Del amor, del dolor y del vicio/XXVIII

Nota: Se respeta la ortografía original de la época


XXVIII


Al levantarse, Carlos encontró sobre su mesa de trabajo una carta de Robert. Abrióla y comenzó á leer:

«Te escribo en el café, aprovechando un minuto de libertad... Porque ésta es una carta secreta que ni mi futura ni tu pasada deben conocer. Estírate las orejas y no te caigas de espaldas al enterarte de mi revelación: ¡Liliana te adora aún!...»

Carlos leyó de nuevo:

«Liliana te adora aún...»

¿Sería una broma?

«... Liliana te adora aún!»

La carta continuaba:

«Acabo de hablar con ella largamente y me ha suplicado que te invite á nuestra fiesta de mañana. ¿Comprendes? Si no comprendes es porque te has vuelto tonto... Pero ¡ya lo creo que comprenderás! Le he dicho que si tú y ella se veían de nuevo, tenía que ser para reanudar vuestras antiguas relaciones amorosas. Su respuesta fué: «¡Invítale!» Te invito, pues, no para cenar humildemente con nosotros, sino para hacer algo mejor, que vendrá después de la cena, y que durará mucho tiempo. (... ¡Oh lechos esculpidos por Dampt, ya os oigo gemir!...) Te invito á la reconciliación, á la dicha, al olvido de las querellas pasadas; y al hacerlo cumplo con un deber sagrado, pues estoy seguro de que la Muñeca y Margot fueron sencillamente amigas sin más... Te lo aseguro; ¡pero no hablemos de eso! Esta noche, á las nueve, á las diez, á las once, á la hora que quieras, en casa de Liliana...»

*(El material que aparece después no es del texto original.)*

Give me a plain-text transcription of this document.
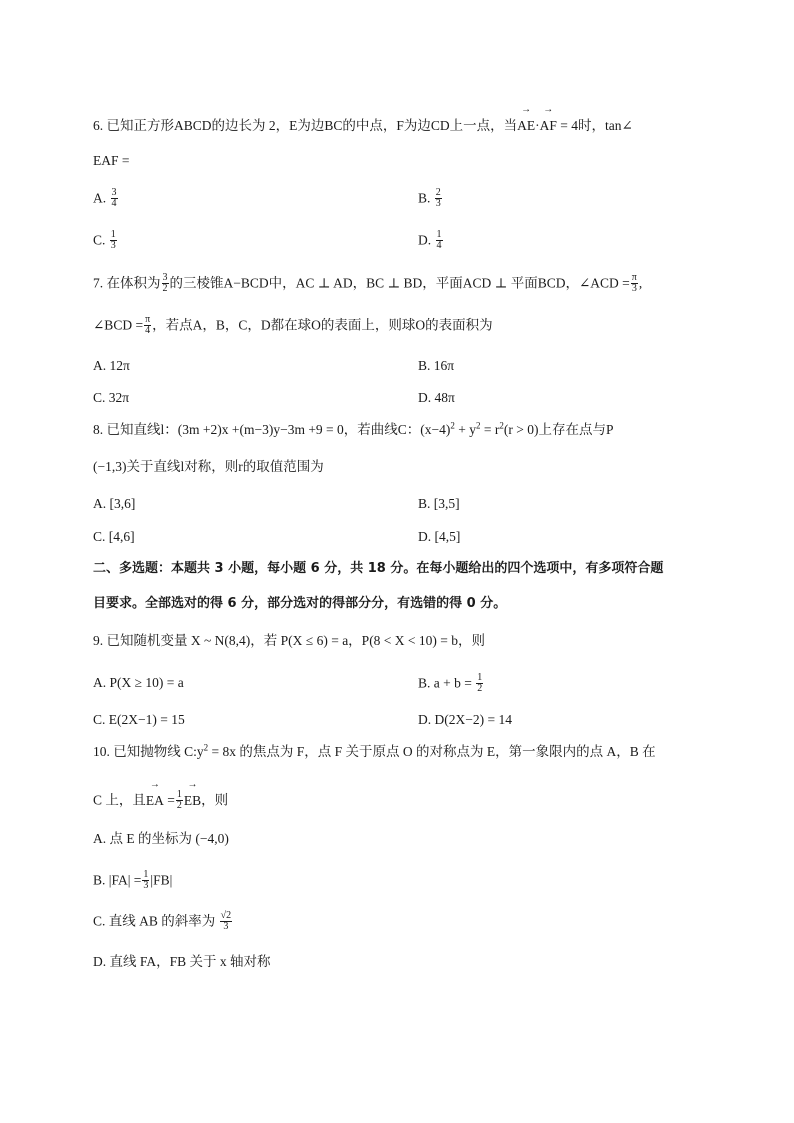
6. 已知正方形ABCD的边长为 2，E为边BC的中点，F为边CD上一点，当→ AE·→ AF = 4时，tan∠
EAF =
A. $\frac{3}{4}$	B. $\frac{2}{3}$
C. $\frac{1}{3}$	D. $\frac{1}{4}$
7. 在体积为 $\frac{3}{2}$ 的三棱锥A−BCD中，AC ⊥ AD，BC ⊥ BD，平面ACD ⊥ 平面BCD，∠ACD = $\frac{\pi}{3}$ ,
∠BCD = $\frac{\pi}{4}$ ，若点A，B，C，D都在球O的表面上，则球O的表面积为
A. 12π	B. 16π
C. 32π	D. 48π
8. 已知直线l：(3m +2)x +(m−3)y−3m +9 = 0，若曲线C：$(x-4)^2 + y^2 = r^2(r > 0)$上存在点与P
(−1,3)关于直线l对称，则r的取值范围为
A. [3,6]	B. [3,5]
C. [4,6]	D. [4,5]
二、多选题：本题共 3 小题，每小题 6 分，共 18 分。在每小题给出的四个选项中，有多项符合题
目要求。全部选对的得 6 分，部分选对的得部分分，有选错的得 0 分。
9. 已知随机变量 X ~ N(8,4)，若 P(X ≤ 6) = a，P(8 < X < 10) = b，则
A. P(X ≥ 10) = a	B. $a + b = \frac{1}{2}$
C. E(2X−1) = 15	D. D(2X−2) = 14
10. 已知抛物线 $C:y^2 = 8x$ 的焦点为 F，点 F 关于原点 O 的对称点为 E，第一象限内的点 A，B 在
C 上，且→ EA = $\frac{1}{2}$
→ EB，则
A. 点 E 的坐标为 (−4,0)
B. $|FA| = \frac{1}{3} |FB|$
C. 直线 AB 的斜率为 $\frac{√2}{3}$
D. 直线 FA，FB 关于 x 轴对称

Indignado y colérico, Carlos rompió la carta sin acabar de leerla.

«¡Ir e ese lugar donde ella ha dormido con otros!... ¡Pues no faltaba más!... ¡No; ni aun pensar en eso!...»

«¡La Muñeca había muerto para él!...»

Con aparente tranquilidad, tomó un libro y se puso á leer; luego trabajó durante algunas horas; enseguida salió á dar un paseo.

A cada instante se decía, como respondiendo á sus propios deseos y á sus propios impulsos:

«¡No iré! ¡no iré!... ¡Pues no faltaba más!... ¡No iré! ¡Robert se figura que todos somos tan débiles como él!... ¡No, no, no iré!»

Las penas infinitas que hasta entonces había sufrido con resignación, se le agolparon en el alma repentinamente, con una precisión rabiosa.

En vez de halagarle, el nuevo amor de la Muñeca lo humillaba. «¡Acaso era él un instrumento que podía abandonarse y recogerse enseguida conforme á los caprichos de una mujer más ligera que las ligeras de profesión?»

Liliana lo había engañado con Margot («sí, sí, á pesar de lo que creía inocentemente Robert... sí»); luego había profanado su amor entregándose al primero que pasara por la calle... Los que no habían dormido con ella, era porque no habían querido...

... «¡No iré!»

Después de haber monumentalizado su odio contra la Muñeca, tratándola mentalmente como á la más infame de las prostitutas, Carlos sintió una inquietud extraña y una extraña persistencia de su antiguo amor. ¡La había querido tanto! Pero estaba decidido á luchar contra sí mismo, á no «dejarse sufrir», á no pensar en ella.

En cuanto á ir, de ningún modo.

«¡No iría!... no, no, no; ¡no iría nunca!»